Im November verwandelt sich Wien in eine Festspielbühne für zeitgenössische Musik, wenn das Festival Wien Modern in seine 37. Runde geht. Gegründet von dem legendären Dirigenten Claudio Abbado, ist es längst ein zentraler Bestandteil des kulturellen Kalenders der Stadt. Die Atmosphäre ist lebhaft, und 30.000 Besucher strömen jährlich in die verschiedenen Spielstätten, um Werke von über 130 Komponisten zu erleben. In diesem Jahr stehen im Rahmen von 32 Tagen sogar 50 Uraufführungen auf dem Programm.
Ein besonders kurvenreicher Höhepunkt des Festivals ist ein überraschend kreatives kulinarisches Ereignis. Unkonventionell und ein bisschen schräg – der neugotische Festsaal des Wiener Rathauses wird in eine Küche verwandelt, wo die Studierenden zweier Musikuniversitäten das Werk der Fluxus-Künstlerin Alison Knowles mit dem Titel «Proposition #2» auf eine ganz neue Weise interpretieren. Das Motto des Werkes ist einfach und prägnant: «Mach einen Salat.» Dies wird sogar zu einem Teil der Festivalerfahrung, bei dem die Kunst der Musik und der Kochen miteinander verschmelzen.

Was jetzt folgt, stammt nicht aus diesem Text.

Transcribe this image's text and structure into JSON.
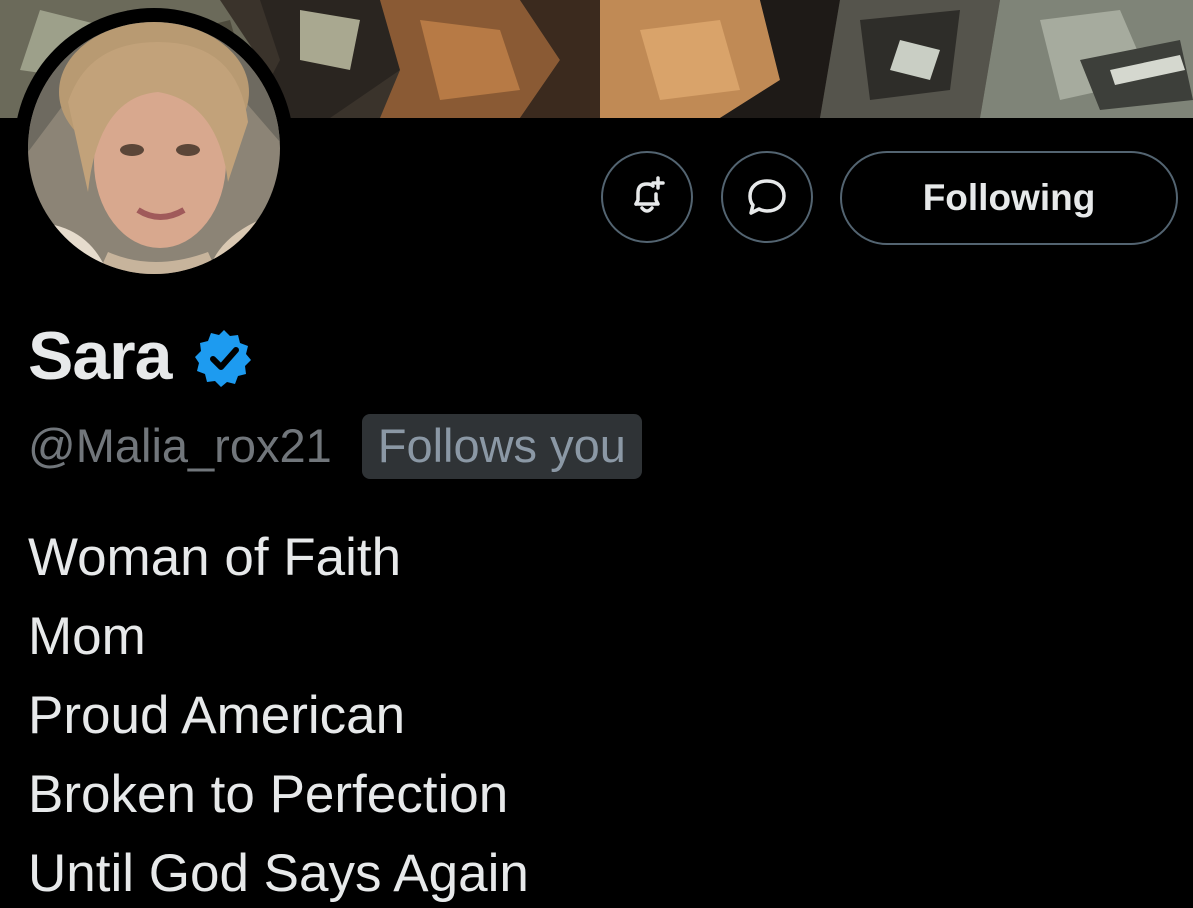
{
  "banner": {
    "image": "rocks-mosaic-banner"
  },
  "profile": {
    "avatar": "profile-photo",
    "name": "Sara",
    "verified_icon": "verified-badge-icon",
    "handle": "@Malia_rox21",
    "follows_you": "Follows you",
    "bio_lines": [
      "Woman of Faith",
      "Mom",
      "Proud American",
      "Broken to Perfection",
      "Until God Says Again"
    ]
  },
  "actions": {
    "notifications_icon": "bell-plus-icon",
    "message_icon": "chat-bubble-icon",
    "follow_label": "Following"
  },
  "colors": {
    "background": "#000000",
    "primary_text": "#e7e9ea",
    "secondary_text": "#71767b",
    "border": "#536471",
    "verified_blue": "#1d9bf0",
    "badge_bg": "#2f3336"
  }
}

Vielseitige Angebote und zugängliche Kunst
Doch Wien Modern hat weit mehr zu bieten als nur immer wiederkehrende musikalische Klänge. Die Festivalleitung unter Bernhard Günther legt großen Wert auf Zugänglichkeit und die Vernetzung des Publikums. Das diesjährige Motto «Und jetzt alle zusammen» könnte nicht passender gewählt sein, um das soziale Miteinander zu betonen, was in der heutigen Zeit wichtiger denn je erscheint. Die Idee, nicht nur die Musik zu teilen, sondern auch den Raum für Austausch zu öffnen, ist hier von zentraler Bedeutung.

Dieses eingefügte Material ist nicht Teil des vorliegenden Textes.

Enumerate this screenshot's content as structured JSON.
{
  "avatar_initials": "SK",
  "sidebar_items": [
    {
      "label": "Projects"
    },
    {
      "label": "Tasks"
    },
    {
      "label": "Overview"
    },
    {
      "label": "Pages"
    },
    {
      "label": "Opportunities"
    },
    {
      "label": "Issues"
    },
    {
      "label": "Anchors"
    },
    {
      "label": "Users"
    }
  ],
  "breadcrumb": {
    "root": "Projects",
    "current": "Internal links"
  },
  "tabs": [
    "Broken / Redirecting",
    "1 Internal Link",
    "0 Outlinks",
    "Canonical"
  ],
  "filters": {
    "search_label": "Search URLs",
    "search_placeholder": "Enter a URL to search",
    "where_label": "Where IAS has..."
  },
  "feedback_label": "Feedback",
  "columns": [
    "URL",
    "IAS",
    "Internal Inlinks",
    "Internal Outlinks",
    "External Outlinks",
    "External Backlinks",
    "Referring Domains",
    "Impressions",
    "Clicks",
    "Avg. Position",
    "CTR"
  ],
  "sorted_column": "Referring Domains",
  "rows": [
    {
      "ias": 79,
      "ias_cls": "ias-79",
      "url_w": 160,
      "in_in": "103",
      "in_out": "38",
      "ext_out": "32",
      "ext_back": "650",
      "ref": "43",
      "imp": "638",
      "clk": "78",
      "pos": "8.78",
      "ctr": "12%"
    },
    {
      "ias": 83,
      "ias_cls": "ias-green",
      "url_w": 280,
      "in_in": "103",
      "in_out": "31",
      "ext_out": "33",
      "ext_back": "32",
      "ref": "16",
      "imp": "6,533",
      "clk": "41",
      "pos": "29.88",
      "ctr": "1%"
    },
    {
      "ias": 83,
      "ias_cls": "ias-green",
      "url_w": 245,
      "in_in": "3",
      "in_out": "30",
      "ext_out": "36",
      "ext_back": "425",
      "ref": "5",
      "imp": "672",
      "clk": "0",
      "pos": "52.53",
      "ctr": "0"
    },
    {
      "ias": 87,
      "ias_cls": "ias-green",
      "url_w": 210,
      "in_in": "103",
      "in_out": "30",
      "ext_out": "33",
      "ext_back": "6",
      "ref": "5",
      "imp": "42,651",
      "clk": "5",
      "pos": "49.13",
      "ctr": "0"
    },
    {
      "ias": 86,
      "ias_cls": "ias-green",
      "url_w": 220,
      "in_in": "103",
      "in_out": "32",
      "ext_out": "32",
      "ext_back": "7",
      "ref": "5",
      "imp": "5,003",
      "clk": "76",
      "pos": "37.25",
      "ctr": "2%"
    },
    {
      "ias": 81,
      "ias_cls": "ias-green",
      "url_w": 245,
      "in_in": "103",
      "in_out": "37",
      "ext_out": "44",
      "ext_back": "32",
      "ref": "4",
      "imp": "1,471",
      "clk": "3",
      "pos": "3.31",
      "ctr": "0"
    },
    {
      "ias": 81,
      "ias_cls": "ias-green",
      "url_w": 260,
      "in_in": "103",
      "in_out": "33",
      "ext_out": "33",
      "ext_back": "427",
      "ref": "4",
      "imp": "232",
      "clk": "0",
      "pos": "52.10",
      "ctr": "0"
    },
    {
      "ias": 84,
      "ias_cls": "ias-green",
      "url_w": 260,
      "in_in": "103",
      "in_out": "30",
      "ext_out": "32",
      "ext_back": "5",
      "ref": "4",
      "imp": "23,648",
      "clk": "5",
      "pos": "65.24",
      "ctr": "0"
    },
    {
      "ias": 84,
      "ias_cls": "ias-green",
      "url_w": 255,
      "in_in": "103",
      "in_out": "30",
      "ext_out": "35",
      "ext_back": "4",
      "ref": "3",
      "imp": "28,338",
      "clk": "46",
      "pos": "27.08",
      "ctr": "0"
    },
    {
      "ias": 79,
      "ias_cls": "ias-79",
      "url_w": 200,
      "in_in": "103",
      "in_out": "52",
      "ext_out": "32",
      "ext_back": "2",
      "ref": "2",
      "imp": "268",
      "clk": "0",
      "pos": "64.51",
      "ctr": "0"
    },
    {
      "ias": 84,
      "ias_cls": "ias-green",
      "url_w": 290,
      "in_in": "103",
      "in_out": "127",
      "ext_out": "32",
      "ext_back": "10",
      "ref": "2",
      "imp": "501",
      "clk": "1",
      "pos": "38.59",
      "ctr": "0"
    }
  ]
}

Die Schauplätze reichen von den ehrwürdigen Sälen des Musikvereins bis hin zu unkonventionellen Orten wie dem charmant heruntergekommenen Reaktor in Wien-Ottakring. Hier wird mit «Die Puppe» ein charmantes Stück inszeniert, das humorvoll die Beziehung zwischen Mensch und Puppe, oder auch einer Art künstlichem Wesen, hinterfragt. Das Ensemble Phace, geleitet von François-Pierre Descamps, rundet dieses Objekttheater mit lebendigen Klängen ab und schafft so eine Verbindung zwischen Musik und Bewegung.

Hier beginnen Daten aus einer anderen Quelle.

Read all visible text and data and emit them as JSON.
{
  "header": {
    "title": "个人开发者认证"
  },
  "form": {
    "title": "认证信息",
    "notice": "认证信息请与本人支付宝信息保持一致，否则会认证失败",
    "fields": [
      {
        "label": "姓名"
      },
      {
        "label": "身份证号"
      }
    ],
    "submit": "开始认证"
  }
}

Eine weitere Errungenschaft des Festivals ist die Einbeziehung lokaler und internationaler Künstler. Der Schweizer Beitrag mit den beweglichen Klangobjekten von André und Michel Décosterd fasziniert das Publikum durch seine ungewöhnliche Ästhetik und die kunstvolle Gestaltung. In Kombination mit eindrucksvoller Musik entsteht so eine unvergleichliche Sensorik, die die Grenzen des Gewöhnlichen sprengt.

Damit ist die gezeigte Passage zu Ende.